A good friend of mine suggested poetry during times when I'm lacking inspiration, and it's worked. A few years back, I would periodically take down The Treasury of English Poetry, or any collection of T. S. Eliot's, and go to the game room where there was the largest window, so I could sit looking out onto Massachusetts Avenue and read verses that I could never write. There was a calmness in the cadences, and even though I only whispered them, I felt a kinship with the words coming from my mouth, like with prayer (I don't pray), or meditation. There is beauty in feeling lost, and there is value in looking backwards, though I have been taught that those two things are fruitless and futile. It is precisely the ability to feel a wealth of emotions that produces art, and without that sensitivity to all the different facets of life, there would be no great art. Sometimes, it seems like a bad joke to be one who feels so keenly everything that passes through one's life, but other times, it seems like a blessing to be able to glean significant moments out of the pile of mundanities that keep on coming, day after day, month after month, year after year.
With a tome of sad verses (what good poetry is happy?) in my hands, I give myself full permission to indulge in a period of mourning. I mourn the life I left behind in New York: the crisp mornings, the lovely neighborhoods, the people whose distinct flavor and jadedness I miss terribly, the friendships, the apartment, my block, the trees, the parks, the subways, the life that could have been, the supermarkets, the restaurants, the sidewalks, the memories from all the nooks of benches once sat upon, and from all the crannies of places, people, and things that made up who I am.

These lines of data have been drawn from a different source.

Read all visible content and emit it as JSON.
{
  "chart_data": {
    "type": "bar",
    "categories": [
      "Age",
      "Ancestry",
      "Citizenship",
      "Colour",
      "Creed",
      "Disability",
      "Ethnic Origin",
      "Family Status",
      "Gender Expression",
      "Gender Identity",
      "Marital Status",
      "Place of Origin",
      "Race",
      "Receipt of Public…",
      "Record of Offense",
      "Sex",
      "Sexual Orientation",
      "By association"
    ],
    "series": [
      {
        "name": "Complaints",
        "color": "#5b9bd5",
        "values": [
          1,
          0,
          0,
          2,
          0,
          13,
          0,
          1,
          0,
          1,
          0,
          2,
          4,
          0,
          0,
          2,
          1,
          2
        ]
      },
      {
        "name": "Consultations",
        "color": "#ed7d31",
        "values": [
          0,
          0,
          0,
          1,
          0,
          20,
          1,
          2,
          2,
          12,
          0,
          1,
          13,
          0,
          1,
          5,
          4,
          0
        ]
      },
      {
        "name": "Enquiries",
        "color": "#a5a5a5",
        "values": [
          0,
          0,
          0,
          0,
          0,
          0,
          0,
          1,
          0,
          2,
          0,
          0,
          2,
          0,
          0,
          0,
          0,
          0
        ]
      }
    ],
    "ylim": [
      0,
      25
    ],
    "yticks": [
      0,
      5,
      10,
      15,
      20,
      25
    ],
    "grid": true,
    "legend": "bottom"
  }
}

And I am here now, meeting generic people, because I giving away only my generic self. "Hello, how are you? Doing well, enjoying the weather." I mourn the friends whom I've known better elsewhere, but who are here now. The spectre of a better friendship, long dead, gives me hope at the same time it keeps me down. Wishing to resurrect a time in our lives that has already passed us all by is also futile, but the yearning is still in me. The changes that have come over us during the years apart, I am not ready to face theirs, or to reveal my own. This sudden reintroduction leaves me still trying to reconcile that things are different, not just on hiatus. I don't think I was ever done mourning what I had lost, so this second round of mourning is a lot. The poetry helps, though.